We explode the myth of decoupling - showing how the pernicious effects of Europe's troubles are now spreading across the world. And, the secrets of selling to China's elusive consumers.
We routinely describe the economic woes facing Europe as a "crisis" but is that right? Doesn't the word "crisis" suggest a temporary, emergency situation? Yet the so-called eurozone crisis has been going on for more than two and a half years now.
Isn't it about time we came up with a better description?
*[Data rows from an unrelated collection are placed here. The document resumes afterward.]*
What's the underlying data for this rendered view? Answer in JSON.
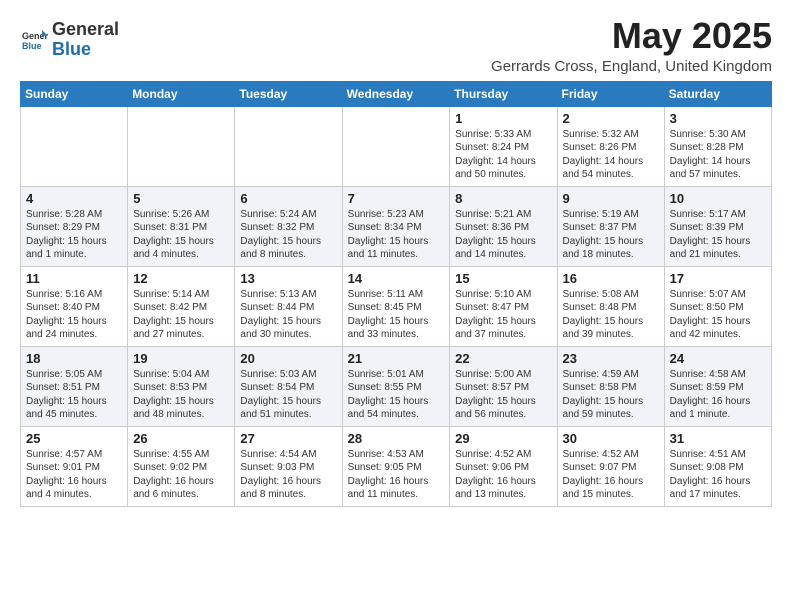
{
  "header": {
    "logo_general": "General",
    "logo_blue": "Blue",
    "month_title": "May 2025",
    "subtitle": "Gerrards Cross, England, United Kingdom"
  },
  "weekdays": [
    "Sunday",
    "Monday",
    "Tuesday",
    "Wednesday",
    "Thursday",
    "Friday",
    "Saturday"
  ],
  "weeks": [
    [
      {
        "day": "",
        "info": ""
      },
      {
        "day": "",
        "info": ""
      },
      {
        "day": "",
        "info": ""
      },
      {
        "day": "",
        "info": ""
      },
      {
        "day": "1",
        "info": "Sunrise: 5:33 AM\nSunset: 8:24 PM\nDaylight: 14 hours\nand 50 minutes."
      },
      {
        "day": "2",
        "info": "Sunrise: 5:32 AM\nSunset: 8:26 PM\nDaylight: 14 hours\nand 54 minutes."
      },
      {
        "day": "3",
        "info": "Sunrise: 5:30 AM\nSunset: 8:28 PM\nDaylight: 14 hours\nand 57 minutes."
      }
    ],
    [
      {
        "day": "4",
        "info": "Sunrise: 5:28 AM\nSunset: 8:29 PM\nDaylight: 15 hours\nand 1 minute."
      },
      {
        "day": "5",
        "info": "Sunrise: 5:26 AM\nSunset: 8:31 PM\nDaylight: 15 hours\nand 4 minutes."
      },
      {
        "day": "6",
        "info": "Sunrise: 5:24 AM\nSunset: 8:32 PM\nDaylight: 15 hours\nand 8 minutes."
      },
      {
        "day": "7",
        "info": "Sunrise: 5:23 AM\nSunset: 8:34 PM\nDaylight: 15 hours\nand 11 minutes."
      },
      {
        "day": "8",
        "info": "Sunrise: 5:21 AM\nSunset: 8:36 PM\nDaylight: 15 hours\nand 14 minutes."
      },
      {
        "day": "9",
        "info": "Sunrise: 5:19 AM\nSunset: 8:37 PM\nDaylight: 15 hours\nand 18 minutes."
      },
      {
        "day": "10",
        "info": "Sunrise: 5:17 AM\nSunset: 8:39 PM\nDaylight: 15 hours\nand 21 minutes."
      }
    ],
    [
      {
        "day": "11",
        "info": "Sunrise: 5:16 AM\nSunset: 8:40 PM\nDaylight: 15 hours\nand 24 minutes."
      },
      {
        "day": "12",
        "info": "Sunrise: 5:14 AM\nSunset: 8:42 PM\nDaylight: 15 hours\nand 27 minutes."
      },
      {
        "day": "13",
        "info": "Sunrise: 5:13 AM\nSunset: 8:44 PM\nDaylight: 15 hours\nand 30 minutes."
      },
      {
        "day": "14",
        "info": "Sunrise: 5:11 AM\nSunset: 8:45 PM\nDaylight: 15 hours\nand 33 minutes."
      },
      {
        "day": "15",
        "info": "Sunrise: 5:10 AM\nSunset: 8:47 PM\nDaylight: 15 hours\nand 37 minutes."
      },
      {
        "day": "16",
        "info": "Sunrise: 5:08 AM\nSunset: 8:48 PM\nDaylight: 15 hours\nand 39 minutes."
      },
      {
        "day": "17",
        "info": "Sunrise: 5:07 AM\nSunset: 8:50 PM\nDaylight: 15 hours\nand 42 minutes."
      }
    ],
    [
      {
        "day": "18",
        "info": "Sunrise: 5:05 AM\nSunset: 8:51 PM\nDaylight: 15 hours\nand 45 minutes."
      },
      {
        "day": "19",
        "info": "Sunrise: 5:04 AM\nSunset: 8:53 PM\nDaylight: 15 hours\nand 48 minutes."
      },
      {
        "day": "20",
        "info": "Sunrise: 5:03 AM\nSunset: 8:54 PM\nDaylight: 15 hours\nand 51 minutes."
      },
      {
        "day": "21",
        "info": "Sunrise: 5:01 AM\nSunset: 8:55 PM\nDaylight: 15 hours\nand 54 minutes."
      },
      {
        "day": "22",
        "info": "Sunrise: 5:00 AM\nSunset: 8:57 PM\nDaylight: 15 hours\nand 56 minutes."
      },
      {
        "day": "23",
        "info": "Sunrise: 4:59 AM\nSunset: 8:58 PM\nDaylight: 15 hours\nand 59 minutes."
      },
      {
        "day": "24",
        "info": "Sunrise: 4:58 AM\nSunset: 8:59 PM\nDaylight: 16 hours\nand 1 minute."
      }
    ],
    [
      {
        "day": "25",
        "info": "Sunrise: 4:57 AM\nSunset: 9:01 PM\nDaylight: 16 hours\nand 4 minutes."
      },
      {
        "day": "26",
        "info": "Sunrise: 4:55 AM\nSunset: 9:02 PM\nDaylight: 16 hours\nand 6 minutes."
      },
      {
        "day": "27",
        "info": "Sunrise: 4:54 AM\nSunset: 9:03 PM\nDaylight: 16 hours\nand 8 minutes."
      },
      {
        "day": "28",
        "info": "Sunrise: 4:53 AM\nSunset: 9:05 PM\nDaylight: 16 hours\nand 11 minutes."
      },
      {
        "day": "29",
        "info": "Sunrise: 4:52 AM\nSunset: 9:06 PM\nDaylight: 16 hours\nand 13 minutes."
      },
      {
        "day": "30",
        "info": "Sunrise: 4:52 AM\nSunset: 9:07 PM\nDaylight: 16 hours\nand 15 minutes."
      },
      {
        "day": "31",
        "info": "Sunrise: 4:51 AM\nSunset: 9:08 PM\nDaylight: 16 hours\nand 17 minutes."
      }
    ]
  ]
}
We'd like your thoughts on an email to world.business@bbc.co.uk but in the meantime I'd like to kick things off by suggesting "eurozone disaster" as a possible alternative.
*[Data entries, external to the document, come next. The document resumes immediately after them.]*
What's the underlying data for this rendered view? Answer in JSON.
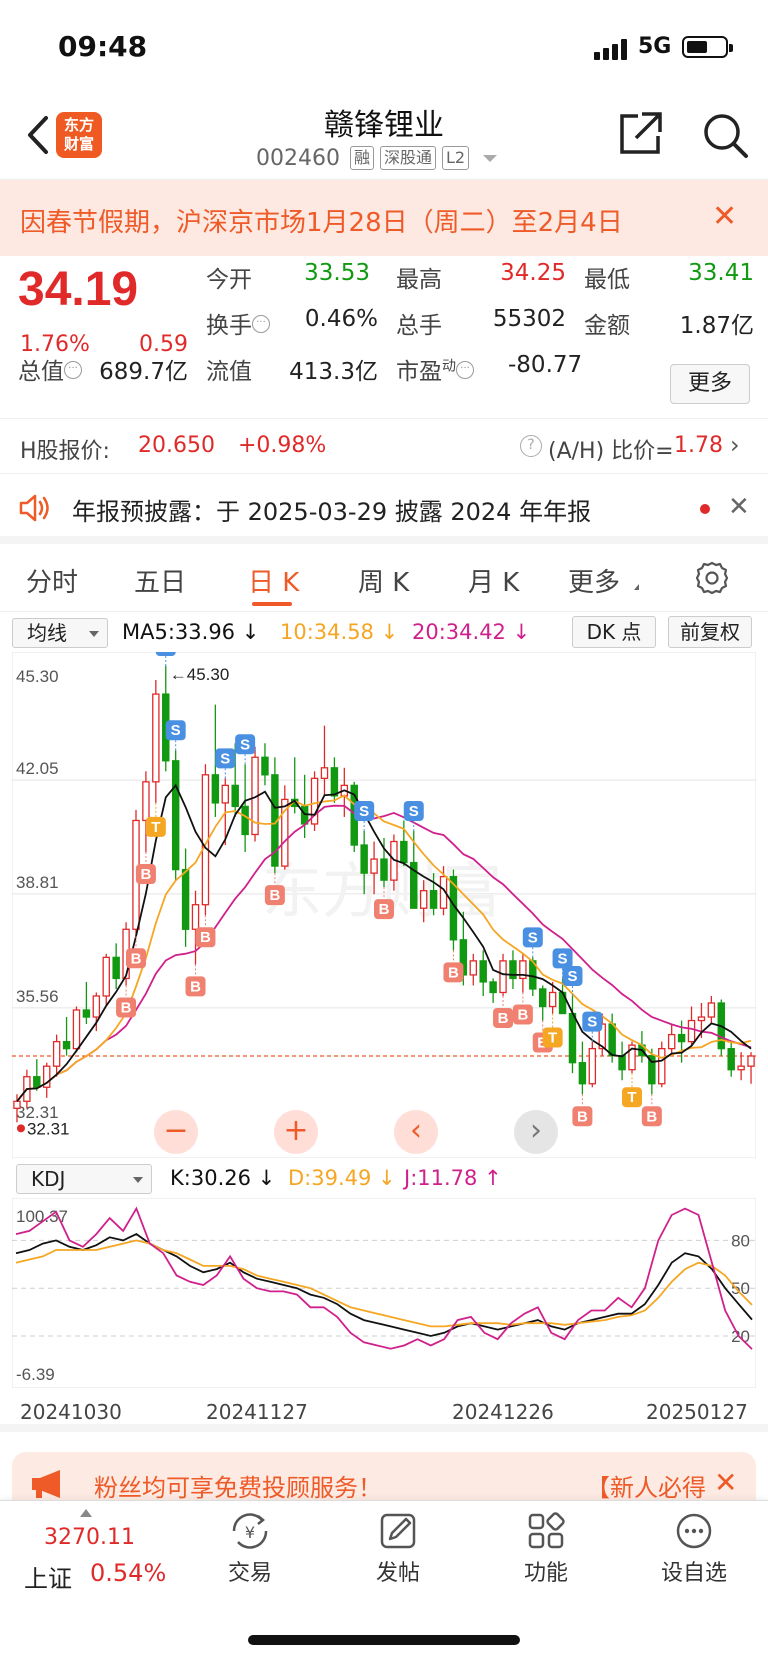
{
  "status_bar": {
    "time": "09:48",
    "network": "5G"
  },
  "header": {
    "back_icon": "chevron-left-icon",
    "logo_text_line1": "东方",
    "logo_text_line2": "财富",
    "title": "赣锋锂业",
    "code": "002460",
    "tags": [
      "融",
      "深股通",
      "L2"
    ],
    "share_icon": "share-icon",
    "search_icon": "search-icon"
  },
  "notice": {
    "text": "因春节假期，沪深京市场1月28日（周二）至2月4日",
    "close": "✕"
  },
  "quote": {
    "price": "34.19",
    "pct_change": "1.76%",
    "change": "0.59",
    "open_label": "今开",
    "open": "33.53",
    "high_label": "最高",
    "high": "34.25",
    "low_label": "最低",
    "low": "33.41",
    "turnover_label": "换手",
    "turnover": "0.46%",
    "volume_label": "总手",
    "volume": "55302",
    "amount_label": "金额",
    "amount": "1.87亿",
    "mktcap_label": "总值",
    "mktcap": "689.7亿",
    "float_label": "流值",
    "float": "413.3亿",
    "pe_label": "市盈",
    "pe_sup": "动",
    "pe": "-80.77",
    "more_label": "更多"
  },
  "h_share": {
    "label": "H股报价:",
    "price": "20.650",
    "change": "+0.98%",
    "ratio_label": "(A/H) 比价=",
    "ratio": "1.78"
  },
  "announcement": {
    "text": "年报预披露：于 2025-03-29 披露 2024 年年报",
    "close": "✕"
  },
  "tabs": [
    {
      "label": "分时"
    },
    {
      "label": "五日"
    },
    {
      "label": "日 K",
      "active": true
    },
    {
      "label": "周 K"
    },
    {
      "label": "月 K"
    },
    {
      "label": "更多"
    }
  ],
  "ma_bar": {
    "selector": "均线",
    "ma5": "MA5:33.96 ↓",
    "ma10": "10:34.58 ↓",
    "ma20": "20:34.42 ↓",
    "dk_label": "DK 点",
    "adjust_label": "前复权",
    "colors": {
      "ma5": "#111111",
      "ma10": "#f5a623",
      "ma20": "#d0208c",
      "up": "#e02a2a",
      "down": "#119911"
    }
  },
  "chart_data": [
    {
      "type": "candlestick",
      "y_ticks": [
        "45.30",
        "42.05",
        "38.81",
        "35.56",
        "32.31"
      ],
      "ylim": [
        32.31,
        45.3
      ],
      "high_marker": "←45.30",
      "low_marker": "32.31",
      "last_close": 34.19,
      "candles": [
        [
          32.7,
          33.1,
          32.3,
          32.9
        ],
        [
          32.9,
          33.8,
          32.7,
          33.6
        ],
        [
          33.6,
          34.1,
          33.2,
          33.3
        ],
        [
          33.3,
          34.0,
          33.0,
          33.9
        ],
        [
          33.9,
          34.8,
          33.6,
          34.6
        ],
        [
          34.6,
          35.3,
          34.2,
          34.4
        ],
        [
          34.4,
          35.6,
          34.3,
          35.5
        ],
        [
          35.5,
          36.3,
          35.1,
          35.3
        ],
        [
          35.3,
          36.0,
          34.9,
          35.9
        ],
        [
          35.9,
          37.1,
          35.6,
          37.0
        ],
        [
          37.0,
          37.4,
          36.1,
          36.4
        ],
        [
          36.4,
          38.0,
          36.2,
          37.8
        ],
        [
          37.8,
          41.2,
          37.6,
          40.9
        ],
        [
          40.9,
          42.3,
          40.0,
          42.0
        ],
        [
          42.0,
          44.9,
          41.4,
          44.5
        ],
        [
          44.5,
          45.3,
          42.3,
          42.6
        ],
        [
          42.6,
          42.9,
          39.2,
          39.5
        ],
        [
          39.5,
          40.1,
          37.3,
          37.8
        ],
        [
          37.8,
          38.9,
          36.8,
          38.5
        ],
        [
          38.5,
          42.5,
          38.2,
          42.2
        ],
        [
          42.2,
          44.2,
          41.0,
          41.4
        ],
        [
          41.4,
          42.1,
          40.2,
          41.9
        ],
        [
          41.9,
          43.1,
          41.0,
          41.3
        ],
        [
          41.3,
          42.5,
          40.0,
          40.5
        ],
        [
          40.5,
          43.0,
          40.3,
          42.7
        ],
        [
          42.7,
          43.1,
          41.9,
          42.2
        ],
        [
          42.2,
          42.7,
          39.4,
          39.6
        ],
        [
          39.6,
          41.9,
          39.5,
          41.5
        ],
        [
          41.5,
          42.7,
          41.1,
          41.3
        ],
        [
          41.3,
          42.2,
          40.4,
          40.8
        ],
        [
          40.8,
          42.3,
          40.6,
          42.1
        ],
        [
          42.1,
          43.6,
          41.6,
          42.4
        ],
        [
          42.4,
          42.7,
          41.4,
          41.6
        ],
        [
          41.6,
          42.4,
          41.0,
          41.9
        ],
        [
          41.9,
          42.0,
          40.0,
          40.2
        ],
        [
          40.2,
          40.6,
          38.8,
          39.4
        ],
        [
          39.4,
          40.3,
          38.8,
          39.8
        ],
        [
          39.8,
          40.4,
          39.0,
          39.2
        ],
        [
          39.2,
          40.5,
          38.9,
          40.3
        ],
        [
          40.3,
          40.9,
          39.6,
          39.7
        ],
        [
          39.7,
          40.6,
          39.5,
          38.4
        ],
        [
          38.4,
          39.2,
          38.0,
          38.9
        ],
        [
          38.9,
          39.4,
          38.2,
          38.4
        ],
        [
          38.4,
          39.6,
          38.2,
          39.3
        ],
        [
          39.3,
          39.5,
          37.2,
          37.5
        ],
        [
          37.5,
          38.3,
          36.2,
          36.5
        ],
        [
          36.5,
          37.1,
          36.2,
          36.9
        ],
        [
          36.9,
          37.2,
          35.9,
          36.3
        ],
        [
          36.3,
          36.4,
          35.7,
          36.0
        ],
        [
          36.0,
          37.1,
          35.9,
          36.9
        ],
        [
          36.9,
          37.2,
          36.1,
          36.4
        ],
        [
          36.4,
          37.1,
          36.0,
          36.9
        ],
        [
          36.9,
          37.0,
          35.9,
          36.1
        ],
        [
          36.1,
          36.2,
          35.2,
          35.6
        ],
        [
          35.6,
          36.3,
          35.4,
          36.0
        ],
        [
          36.0,
          36.4,
          35.5,
          35.4
        ],
        [
          35.4,
          35.9,
          33.7,
          34.0
        ],
        [
          34.0,
          34.6,
          33.1,
          33.4
        ],
        [
          33.4,
          34.6,
          33.3,
          34.4
        ],
        [
          34.4,
          35.4,
          34.2,
          35.1
        ],
        [
          35.1,
          35.4,
          34.0,
          34.2
        ],
        [
          34.2,
          34.6,
          33.5,
          33.8
        ],
        [
          33.8,
          34.6,
          33.7,
          34.5
        ],
        [
          34.5,
          34.9,
          34.0,
          34.2
        ],
        [
          34.2,
          34.4,
          33.1,
          33.4
        ],
        [
          33.4,
          34.6,
          33.3,
          34.4
        ],
        [
          34.4,
          35.1,
          34.2,
          34.8
        ],
        [
          34.8,
          35.2,
          34.0,
          34.6
        ],
        [
          34.6,
          35.6,
          34.5,
          35.2
        ],
        [
          35.2,
          35.7,
          34.7,
          35.3
        ],
        [
          35.3,
          35.9,
          35.1,
          35.7
        ],
        [
          35.7,
          35.8,
          34.2,
          34.4
        ],
        [
          34.4,
          34.6,
          33.6,
          33.8
        ],
        [
          33.8,
          34.3,
          33.5,
          33.9
        ],
        [
          33.9,
          34.3,
          33.4,
          34.19
        ]
      ],
      "signals": [
        {
          "i": 11,
          "label": "B"
        },
        {
          "i": 12,
          "label": "B"
        },
        {
          "i": 13,
          "label": "B"
        },
        {
          "i": 14,
          "label": "T"
        },
        {
          "i": 15,
          "label": "S"
        },
        {
          "i": 16,
          "label": "S"
        },
        {
          "i": 18,
          "label": "B"
        },
        {
          "i": 19,
          "label": "B"
        },
        {
          "i": 21,
          "label": "S"
        },
        {
          "i": 23,
          "label": "S"
        },
        {
          "i": 26,
          "label": "B"
        },
        {
          "i": 35,
          "label": "S"
        },
        {
          "i": 37,
          "label": "B"
        },
        {
          "i": 40,
          "label": "S"
        },
        {
          "i": 44,
          "label": "B"
        },
        {
          "i": 49,
          "label": "B"
        },
        {
          "i": 51,
          "label": "B"
        },
        {
          "i": 52,
          "label": "S"
        },
        {
          "i": 53,
          "label": "B"
        },
        {
          "i": 54,
          "label": "T"
        },
        {
          "i": 55,
          "label": "S"
        },
        {
          "i": 56,
          "label": "S"
        },
        {
          "i": 57,
          "label": "B"
        },
        {
          "i": 58,
          "label": "S"
        },
        {
          "i": 62,
          "label": "T"
        },
        {
          "i": 64,
          "label": "B"
        }
      ]
    },
    {
      "type": "line",
      "y_ticks": [
        "100.37",
        "-6.39"
      ],
      "ref_lines": [
        "80",
        "50",
        "20"
      ],
      "series": [
        {
          "name": "K",
          "values": [
            72,
            74,
            78,
            80,
            76,
            74,
            77,
            82,
            80,
            84,
            78,
            74,
            70,
            64,
            60,
            62,
            66,
            60,
            56,
            54,
            52,
            50,
            46,
            44,
            40,
            34,
            30,
            28,
            26,
            24,
            22,
            20,
            22,
            26,
            28,
            26,
            24,
            26,
            28,
            30,
            26,
            24,
            28,
            30,
            32,
            34,
            34,
            40,
            52,
            66,
            72,
            70,
            62,
            50,
            40,
            30.26
          ]
        },
        {
          "name": "D",
          "values": [
            66,
            68,
            70,
            74,
            74,
            74,
            74,
            76,
            78,
            80,
            78,
            74,
            72,
            68,
            64,
            64,
            64,
            62,
            58,
            56,
            54,
            52,
            50,
            46,
            42,
            38,
            36,
            34,
            32,
            30,
            28,
            26,
            26,
            27,
            28,
            28,
            28,
            27,
            28,
            28,
            28,
            27,
            28,
            29,
            30,
            32,
            33,
            36,
            44,
            54,
            62,
            66,
            64,
            58,
            48,
            39.49
          ]
        },
        {
          "name": "J",
          "values": [
            84,
            86,
            92,
            98,
            80,
            76,
            84,
            94,
            86,
            100,
            78,
            72,
            58,
            54,
            52,
            58,
            70,
            56,
            50,
            48,
            48,
            46,
            38,
            38,
            32,
            22,
            16,
            14,
            12,
            14,
            18,
            14,
            18,
            30,
            32,
            22,
            18,
            28,
            34,
            38,
            22,
            18,
            30,
            36,
            36,
            44,
            38,
            50,
            80,
            96,
            100,
            96,
            66,
            36,
            20,
            11.78
          ]
        }
      ]
    }
  ],
  "kdj_bar": {
    "selector": "KDJ",
    "k": "K:30.26 ↓",
    "d": "D:39.49 ↓",
    "j": "J:11.78 ↑"
  },
  "date_axis": [
    "20241030",
    "20241127",
    "20241226",
    "20250127"
  ],
  "chart_controls": {
    "zoom_out": "−",
    "zoom_in": "+",
    "prev": "‹",
    "next": "›"
  },
  "promo": {
    "text": "粉丝均可享免费投顾服务！",
    "right": "【新人必得",
    "close": "✕"
  },
  "bottom_nav": {
    "index_value": "3270.11",
    "index_name": "上证",
    "index_change": "0.54%",
    "items": [
      {
        "label": "交易",
        "icon": "yuan-exchange-icon"
      },
      {
        "label": "发帖",
        "icon": "edit-icon"
      },
      {
        "label": "功能",
        "icon": "grid-icon"
      },
      {
        "label": "设自选",
        "icon": "more-dots-icon"
      }
    ]
  }
}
I defend the "d"-word - disaster - on the basis that now the problems in the eurozone are now so pernicious they are spreading across the world.
Remember how, not so long ago, economists used to argue that emerging economies would be immune from the effects of recession in the developed world? The argument ran that they had somehow "decoupled" from the West.
Well, the eurozone disaster is now proving that decoupling was a myth, as Michael Andrew, the chairman of the global accounting giant KPMG, explains to Justin Rowlatt.
Mr Andrew says the world economy is experiencing momentous changes - a great rebalancing of global wealth. This process has made emerging nations the most exciting economies in the world. But inevitably not all of them are going to live up to their potential.
So the key question for investors is which ones have what it takes to make the transition to mature developed economies - which ones are - to use the jargon - "breakout nations"?
Justin Rowlatt meets Ruchir Sharma at the Royal Society of Arts, an institution founded back when Great Britain was on the cusp of becoming a breakout nation. Mr Sharma is head of emerging markets at Morgan Stanley and author of "Breakout Nations".
Plus, one country rises head and shoulders above the other so-called breakout nations -China.
China has experienced 30 unbroken years of economic growth - often at rates above 8% a year.
This explosion in wealth coupled with the country's vast population make China a very attractive market. But foreign firms are often wary of entering China's famously competitive business world.
So what does it take to appeal to the elusive Chinese consumer?
Tom Doctoroff is one of Asia's leading advertising executives. He is Greater China CEO for J. Walter Thompson: an American who has been working in China over the last twenty years and he has just published a book addressing precisely that question.